Herbert drew on the twisted parallel during an argument on a motion to force Jamie Kalven, the independent journalist who broke the story of the 2014 police shooting, to reveal his sources.

Cook County Judge Vincent Gaughan must decide whether Kalven had gotten information from reports that included statements Van Dyke made to the now disbanded Independent Police Review Authority.

“Am I comparing Jason Van Dyke to people that have suffered years of slavery? No,” Herbert argued.

But why even go there?

The public is still reeling from the first “mass exoneration” in the history of Cook County just three weeks ago, when felony convictions against 15 men arrested by corrupt Chicago Police Sgt. Ronald Watts were tossed out.

“In these cases, we concluded, unfortunately, that police were not being truthful and we could not have confidence in the integrity of their reports and their testimony,” said Mark Rotert, head of Cook County State’s Attorney Conviction Integrity Unit.

And because of the disgraced former Chicago police commander, Jon Burge, Chicago had to pay 57 people reparations totaling $5.5 million.

Van Dyke wasn’t brutally tortured. He wasn’t beaten into a bloody pulp. No one put a noose around his neck in an act of pure hatred.

In fact, after the McDonald shooting several police officers allegedly built a blue wall of silence around Van Dyke.

That wall didn’t crumble until activists like Kalven started hammering.

Since then three police officers have been charged with conspiracy, official misconduct and obstruction of justice and are accused of providing false reports.

Special Prosecutor Patricia Brown Holmes said the officers “lied in order to prevent independent criminal investigators from learning the truth.”

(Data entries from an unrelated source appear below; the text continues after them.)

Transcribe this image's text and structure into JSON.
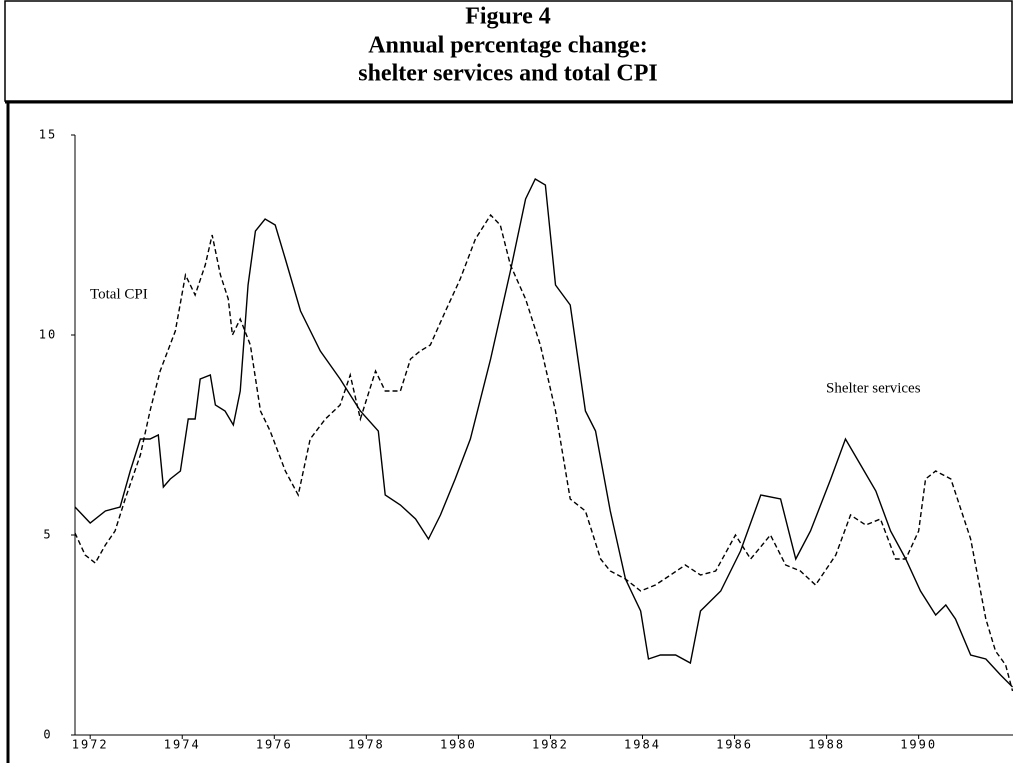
{
  "chart_data": {
    "type": "line",
    "title": "Figure 4",
    "subtitle_lines": [
      "Annual percentage change:",
      "shelter services and total CPI"
    ],
    "xlim": [
      1971.67,
      1992.05
    ],
    "xticks": [
      1972,
      1974,
      1976,
      1978,
      1980,
      1982,
      1984,
      1986,
      1988,
      1990
    ],
    "ylim": [
      0,
      15
    ],
    "yticks": [
      0,
      5,
      10,
      15
    ],
    "series": [
      {
        "name": "Shelter services",
        "color": "#000000",
        "style": "solid",
        "x": [
          1971.67,
          1972.0,
          1972.33,
          1972.65,
          1972.87,
          1973.09,
          1973.3,
          1973.48,
          1973.59,
          1973.74,
          1973.96,
          1974.13,
          1974.28,
          1974.39,
          1974.61,
          1974.72,
          1974.93,
          1975.11,
          1975.26,
          1975.43,
          1975.59,
          1975.8,
          1976.02,
          1976.24,
          1976.57,
          1977.0,
          1977.43,
          1977.87,
          1978.26,
          1978.41,
          1978.74,
          1979.07,
          1979.35,
          1979.61,
          1979.93,
          1980.26,
          1980.7,
          1981.13,
          1981.46,
          1981.67,
          1981.89,
          1982.11,
          1982.43,
          1982.76,
          1982.98,
          1983.3,
          1983.63,
          1983.96,
          1984.13,
          1984.39,
          1984.72,
          1985.04,
          1985.26,
          1985.7,
          1986.13,
          1986.57,
          1987.0,
          1987.33,
          1987.65,
          1988.09,
          1988.41,
          1988.74,
          1989.07,
          1989.39,
          1989.72,
          1990.04,
          1990.37,
          1990.59,
          1990.8,
          1991.13,
          1991.46,
          1991.78,
          1992.04
        ],
        "values": [
          5.7,
          5.3,
          5.6,
          5.7,
          6.6,
          7.4,
          7.4,
          7.5,
          6.2,
          6.4,
          6.6,
          7.9,
          7.9,
          8.9,
          9.0,
          8.25,
          8.1,
          7.75,
          8.6,
          11.25,
          12.6,
          12.9,
          12.75,
          11.9,
          10.6,
          9.6,
          8.9,
          8.1,
          7.6,
          6.0,
          5.75,
          5.4,
          4.9,
          5.5,
          6.4,
          7.4,
          9.4,
          11.6,
          13.4,
          13.9,
          13.75,
          11.25,
          10.75,
          8.1,
          7.6,
          5.6,
          3.9,
          3.1,
          1.9,
          2.0,
          2.0,
          1.8,
          3.1,
          3.6,
          4.6,
          6.0,
          5.9,
          4.4,
          5.1,
          6.4,
          7.4,
          6.75,
          6.1,
          5.1,
          4.4,
          3.6,
          3.0,
          3.25,
          2.9,
          2.0,
          1.9,
          1.5,
          1.2
        ]
      },
      {
        "name": "Total CPI",
        "color": "#000000",
        "style": "dashed",
        "x": [
          1971.67,
          1971.89,
          1972.11,
          1972.33,
          1972.54,
          1972.76,
          1973.09,
          1973.3,
          1973.52,
          1973.85,
          1974.07,
          1974.28,
          1974.5,
          1974.65,
          1974.83,
          1975.0,
          1975.09,
          1975.26,
          1975.48,
          1975.7,
          1975.91,
          1976.24,
          1976.52,
          1976.78,
          1977.11,
          1977.43,
          1977.65,
          1977.87,
          1978.2,
          1978.41,
          1978.74,
          1978.96,
          1979.17,
          1979.39,
          1979.72,
          1980.04,
          1980.37,
          1980.7,
          1980.91,
          1981.13,
          1981.46,
          1981.78,
          1982.11,
          1982.43,
          1982.76,
          1983.09,
          1983.3,
          1983.63,
          1983.96,
          1984.28,
          1984.61,
          1984.93,
          1985.26,
          1985.59,
          1986.02,
          1986.35,
          1986.78,
          1987.11,
          1987.43,
          1987.76,
          1988.2,
          1988.52,
          1988.85,
          1989.17,
          1989.5,
          1989.72,
          1990.0,
          1990.15,
          1990.37,
          1990.7,
          1991.13,
          1991.46,
          1991.67,
          1991.89,
          1992.04
        ],
        "values": [
          5.05,
          4.5,
          4.3,
          4.75,
          5.1,
          5.9,
          7.0,
          8.1,
          9.1,
          10.1,
          11.5,
          11.0,
          11.75,
          12.5,
          11.5,
          10.9,
          10.0,
          10.4,
          9.75,
          8.1,
          7.6,
          6.6,
          6.0,
          7.4,
          7.9,
          8.25,
          9.0,
          7.9,
          9.1,
          8.6,
          8.6,
          9.4,
          9.6,
          9.75,
          10.6,
          11.4,
          12.4,
          13.0,
          12.75,
          11.75,
          10.9,
          9.75,
          8.1,
          5.9,
          5.6,
          4.4,
          4.1,
          3.9,
          3.6,
          3.75,
          4.0,
          4.25,
          4.0,
          4.1,
          5.0,
          4.4,
          5.0,
          4.25,
          4.1,
          3.75,
          4.5,
          5.5,
          5.25,
          5.4,
          4.4,
          4.4,
          5.1,
          6.4,
          6.6,
          6.4,
          4.9,
          2.9,
          2.1,
          1.75,
          1.1
        ]
      }
    ]
  }
}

Four other veteran Chicago police officers were suspended, but they were put back on the payroll when the police board delayed disciplinary proceedings until after Van Dyke’s criminal trial.

Van Dyke was suspended without pay and has been off the street since Nov. 2015.

Last summer, the judge barred some of Van Dyke’s statements based on another Supreme Court ruling that did not have racial overtones.

“The Garrity motion is based on constitutional violations, immunized statements, should not have been used,” Herbert said. “It’s the same thing legally as those sharecroppers who were tortured.”

But what about morally?

Herbert’s argument makes a mockery of Chicago’s history of police torture.